Google just announced a new service called Domains. It does exactly what you'd imagine it would: Helps you buy and manage domain names. Google Domains also helps you build your site, set up email addresses, and manage hosting. In effect, you can run an entire website without ever leaving the Google ecosystem.
This sounds both incredibly convenient and a little bit scary. Right now, buying and managing domains is a huge pain and often leads to dealing with awful companies like GoDaddy. Google wants to fix that with a seamless new service that lets you find, purchase, and/or transfer domains. When you use Google's service, you'll automatically get 100 email addresses and up to 100 custom subdomains. Visitors will be routed through Google's own DNS system, so they can expect a fast, dependable connection.
So that's good news.

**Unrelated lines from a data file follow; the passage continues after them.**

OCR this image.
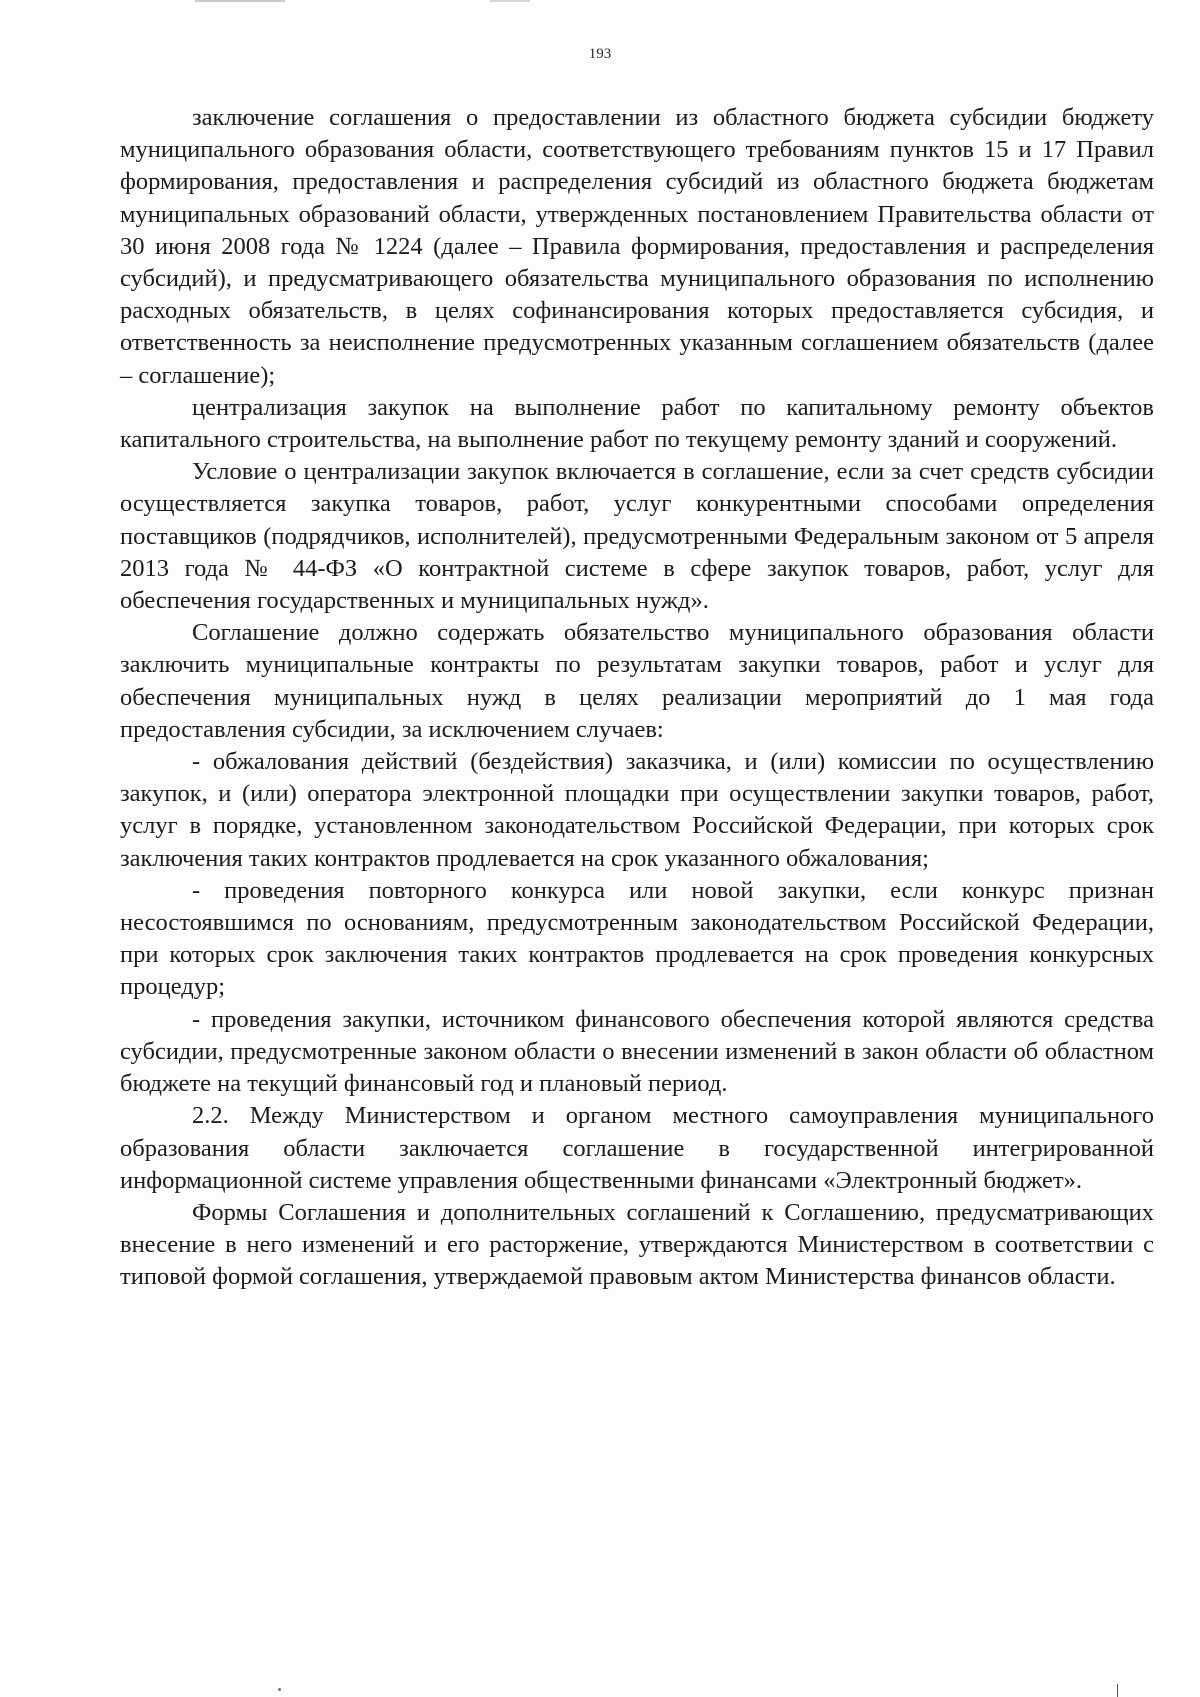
193

заключение соглашения о предоставлении из областного бюджета субсидии бюджету муниципального образования области, соответствующего требованиям пунктов 15 и 17 Правил формирования, предоставления и распределения субсидий из областного бюджета бюджетам муниципальных образований области, утвержденных постановлением Правительства области от 30 июня 2008 года № 1224 (далее – Правила формирования, предоставления и распределения субсидий), и предусматривающего обязательства муниципального образования по исполнению расходных обязательств, в целях софинансирования которых предоставляется субсидия, и ответственность за неисполнение предусмотренных указанным соглашением обязательств (далее – соглашение);

централизация закупок на выполнение работ по капитальному ремонту объектов капитального строительства, на выполнение работ по текущему ремонту зданий и сооружений.

Условие о централизации закупок включается в соглашение, если за счет средств субсидии осуществляется закупка товаров, работ, услуг конкурентными способами определения поставщиков (подрядчиков, исполнителей), предусмотренными Федеральным законом от 5 апреля 2013 года № 44-ФЗ «О контрактной системе в сфере закупок товаров, работ, услуг для обеспечения государственных и муниципальных нужд».

Соглашение должно содержать обязательство муниципального образования области заключить муниципальные контракты по результатам закупки товаров, работ и услуг для обеспечения муниципальных нужд в целях реализации мероприятий до 1 мая года предоставления субсидии, за исключением случаев:

- обжалования действий (бездействия) заказчика, и (или) комиссии по осуществлению закупок, и (или) оператора электронной площадки при осуществлении закупки товаров, работ, услуг в порядке, установленном законодательством Российской Федерации, при которых срок заключения таких контрактов продлевается на срок указанного обжалования;

- проведения повторного конкурса или новой закупки, если конкурс признан несостоявшимся по основаниям, предусмотренным законодательством Российской Федерации, при которых срок заключения таких контрактов продлевается на срок проведения конкурсных процедур;

- проведения закупки, источником финансового обеспечения которой являются средства субсидии, предусмотренные законом области о внесении изменений в закон области об областном бюджете на текущий финансовый год и плановый период.

2.2. Между Министерством и органом местного самоуправления муниципального образования области заключается соглашение в государственной интегрированной информационной системе управления общественными финансами «Электронный бюджет».

Формы Соглашения и дополнительных соглашений к Соглашению, предусматривающих внесение в него изменений и его расторжение, утверждаются Министерством в соответствии с типовой формой соглашения, утверждаемой правовым актом Министерства финансов области.
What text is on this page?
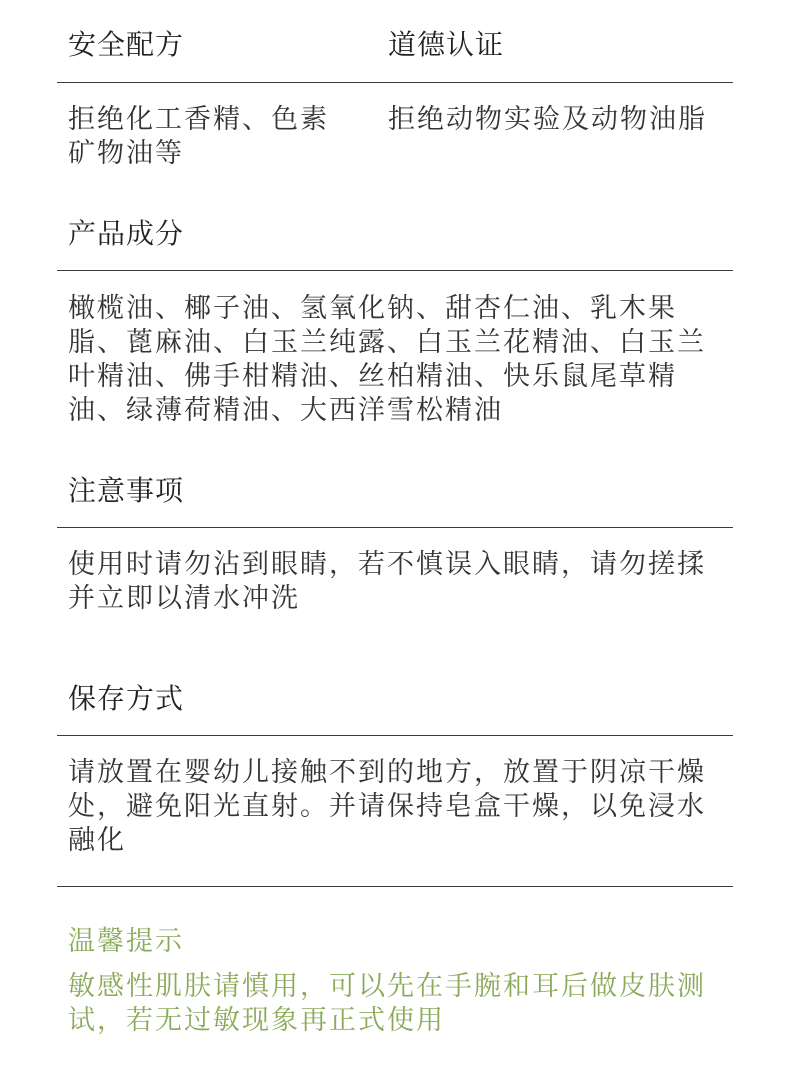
安全配方	道德认证
拒绝化工香精、色素
矿物油等
拒绝动物实验及动物油脂
产品成分

橄榄油、椰子油、氢氧化钠、甜杏仁油、乳木果脂、蓖麻油、白玉兰纯露、白玉兰花精油、白玉兰叶精油、佛手柑精油、丝柏精油、快乐鼠尾草精油、绿薄荷精油、大西洋雪松精油

注意事项

使用时请勿沾到眼睛，若不慎误入眼睛，请勿搓揉并立即以清水冲洗

保存方式

请放置在婴幼儿接触不到的地方，放置于阴凉干燥处，避免阳光直射。并请保持皂盒干燥，以免浸水融化

温馨提示

敏感性肌肤请慎用，可以先在手腕和耳后做皮肤测试，若无过敏现象再正式使用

While Google Domains is only available through an invite-only beta, we can only imagine that it'll make it easier and maybe even cheaper to deal with domains. (Let's face it: Google doesn't have to do much to make its service better than what's out there.) Google has also partnered with companies like Shopify, Squarespace, Weebly, and Wix.com to provide support when building a new website for your new domain.
But once you start thinking about it, this means that Google will soon be a one-stop shop for small businesses on the web. Again, it's convenient, but we'd imagine that selling domains and helping build websites is a great way for Google to compel people to sign up for Google advertising services and enterprise tools like Drive. This makes good business sense for Google. However, some small business might not want to give Google so much control over their online presence. God knows, Google's burned us all in the past.
It feels a little monopolistic of Google, one of the world's largest internet companies, to try and take control of even more of the internet. That said, just because Google's trying to take control, doesn't mean they will. Google Domains sounds like a good idea. Let's just hope Google treats it as such.